Additionally, as chairman of First Gulf Bank, Sheikh Mansour has had to trim scores of jobs off the bank's payroll as it suffered in the markets. Last weekend it was downgraded by credit agencies, a sure indicator of financial turmoil. The bank's reliance on foreign markets, particularly US bond markets means that it has not been able to escape the global slowdown and could suffer further drops from a double whammy of plunging oil prices and pressure on real estate markets - a staple in the Gulf.
And Abu Dhabi is one of the better-off Gulf states: the UAE, Saudi Arabia, Kuwait, Oman and Bahrain are all much worse off.
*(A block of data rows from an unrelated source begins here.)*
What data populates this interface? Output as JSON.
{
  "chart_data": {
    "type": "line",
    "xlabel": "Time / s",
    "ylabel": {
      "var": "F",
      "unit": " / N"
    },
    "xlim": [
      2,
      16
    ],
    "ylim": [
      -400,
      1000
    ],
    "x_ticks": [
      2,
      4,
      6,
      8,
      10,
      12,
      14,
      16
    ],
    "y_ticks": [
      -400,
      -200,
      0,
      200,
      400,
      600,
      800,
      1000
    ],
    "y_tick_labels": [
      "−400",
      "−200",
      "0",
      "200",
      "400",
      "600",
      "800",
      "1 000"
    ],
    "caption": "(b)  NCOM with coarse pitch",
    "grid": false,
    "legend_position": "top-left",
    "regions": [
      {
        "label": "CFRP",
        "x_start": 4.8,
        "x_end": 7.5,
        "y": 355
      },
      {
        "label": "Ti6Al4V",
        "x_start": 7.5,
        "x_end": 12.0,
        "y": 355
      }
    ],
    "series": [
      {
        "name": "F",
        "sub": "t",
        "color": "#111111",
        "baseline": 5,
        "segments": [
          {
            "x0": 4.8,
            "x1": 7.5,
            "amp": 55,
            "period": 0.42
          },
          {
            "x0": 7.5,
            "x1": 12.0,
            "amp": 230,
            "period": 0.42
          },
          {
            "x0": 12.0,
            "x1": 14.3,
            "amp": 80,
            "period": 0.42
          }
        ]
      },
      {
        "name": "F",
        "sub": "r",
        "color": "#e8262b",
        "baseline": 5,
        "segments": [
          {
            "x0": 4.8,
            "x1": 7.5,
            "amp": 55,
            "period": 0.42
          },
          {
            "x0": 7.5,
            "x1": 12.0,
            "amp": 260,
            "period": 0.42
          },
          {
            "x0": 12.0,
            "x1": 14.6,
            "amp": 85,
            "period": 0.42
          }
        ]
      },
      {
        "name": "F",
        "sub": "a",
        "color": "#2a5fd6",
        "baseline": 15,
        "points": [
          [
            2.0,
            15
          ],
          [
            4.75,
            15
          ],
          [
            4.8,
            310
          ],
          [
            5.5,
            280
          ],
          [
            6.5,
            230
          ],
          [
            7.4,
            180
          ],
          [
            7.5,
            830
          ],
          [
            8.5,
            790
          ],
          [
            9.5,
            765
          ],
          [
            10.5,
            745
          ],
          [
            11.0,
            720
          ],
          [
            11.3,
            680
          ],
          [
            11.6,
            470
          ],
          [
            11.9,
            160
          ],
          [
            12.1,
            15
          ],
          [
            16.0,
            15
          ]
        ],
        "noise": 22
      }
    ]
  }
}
Sheikh Mansour and Roman Abramovich are not the only members of football's moneyed elite to suffer recently. Indeed, football's rich list is littered with casualties that suggest football is one more downturn away from financial oblivion.
Tottenham's effective owner Joe Lewis lost a cool £500m of a £1.5bn fortune (a third, goddamit!) when Bear Stearns collapsed. Championship club QPR's part-owner Lakshmi Mittal, the steel magnate, has also taken a pounding. Reportedly the world's richest man, he has seen his wealth drop from a reported £27.7bn last year to a meagre £11bn.
The most high-profile loss is that of Bjorgolfur Gudmundsson, the Icelandic owner of West Ham United, whose holding company Hansa has been threatened with insolvency. It was the collapse of Icelandic bank Landsbanki that did for Gudmundsson. As well as bankrupting an entire nation, the fall of Landsbanki has left Gudmondsson needing to sell West Ham at a cut price by March if he is not to be ruined.
Others will no doubt follow.
To put this all into perspective, however, there is still plenty of money in the Gulf States, Russia, and the US - certainly more than enough to prop up a few ailing Premiership clubs.
But the downturn has swept away prospective football speculators and put off many others from acquiring a new rich plaything. Just ask the owners of Ferretti, the world second-largest yacht maker, who last week had to call in debt advisers because sales of yachts have plummeted so drastically since August - when Sheikh Mansour bought Man City - that they are no longer viable. The extent of their demise has been so rapid that next week they are expected to announce profits for the year to August 2008 of EUR184m. And yet they could probably be out of business by the time August 2009 comes around.
It's a very sobering thought.
Which makes you think: if the super-rich are not buying yachts anymore - as staple to the super-rich as a TV is to a working man - what on Earth will tempt them to buy a football club: which are often laced in debt; invariably riddled with pampered overpaid stars; and always pilloried by thousands upon thousands of supporters who act like they own the club.
If I was an Arab billionaire, I'd be more tempted to opt for a traditional plaything and throw money at the search for the next Kentucky Derby winner. At least horses don't answer back when you feed them.